"In our last conversation, several hours before he died, we spoke of the source of artistic creation," recalled Gunilla Palmsteirna-Weiss in her speech accepting the Büchner Prize, one of Germany's most coveted literary prizes, on behalf of her recently deceased husband, the German-born writer Peter Weiss. "It is the black chasm which all of us carry within ourselves: just as there are black holes in space, in the macrocosm, so also in man, in the microcosm. In order to overcome this black hole, this emptiness, we must constantly be conquering it.... Peter was constantly in close combat with the abyss."
Born in 1916 on the outskirts of Berlin to a Hungarian-Jewish father who had converted to Christianity and a Swiss- German mother, Weiss had narrowly avoided the abyss as a young man. As the rise of National Socialism made life more and more precarious, the Weiss family moved to London, then to Czechoslovakia, where Weiss's father managed a textile factory. In 1938, after the Germans occupied the Sudetenland, Weiss's parents took refuge in Stockholm; Peter, who had been studying at the Academy of Art in Prague, soon joined them. Weiss became a Swedish citizen in 1946, and through the late 1940s made his living as a journalist for a Swedish paper. Around this time, he began writing poetry in Swedish, while painting and directing experimental and documentary films. Although he went on to write his best-known work in German, he never resettled in the land of his birth.
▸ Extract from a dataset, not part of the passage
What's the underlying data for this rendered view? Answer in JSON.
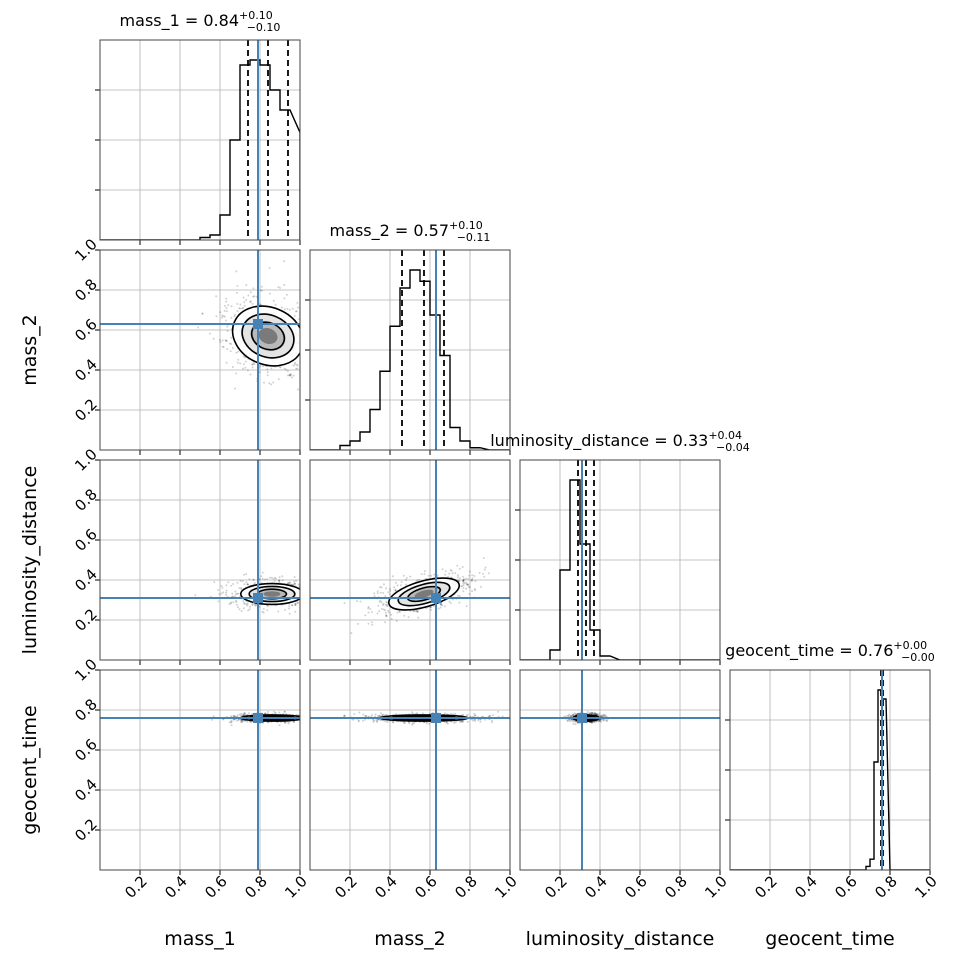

It was in the mid-1960s that Weiss first came to prominence as a dramatist, with his meditation on the French Revolution, Marat/Sade--or, in the play's more evocative full title, The Persecution and Assassination of Jean-Paul Marat as Performed by the Inmates of the Asylum of Charenton Under the Direction of the Marquis de Sade. Marat/Sade premiered at the Schiller Theater in West Berlin in 1964 and soon after achieved international fame in its English rendition staged by Peter Brook. Weiss's deeply imaginative and unsettling play, which hinges on a fictional debate between the detached, skeptical Sade and the engagé, forward-looking Marat, struck a chord with theatergoers attuned to similar high-pitched debates that defined the political battles of the day. In large part thanks to Brook, who would adapt it for the screen in 1967, the play reached an unusually wide audience for an avant-garde production, playing for many months in Germany, England, the United States and elsewhere.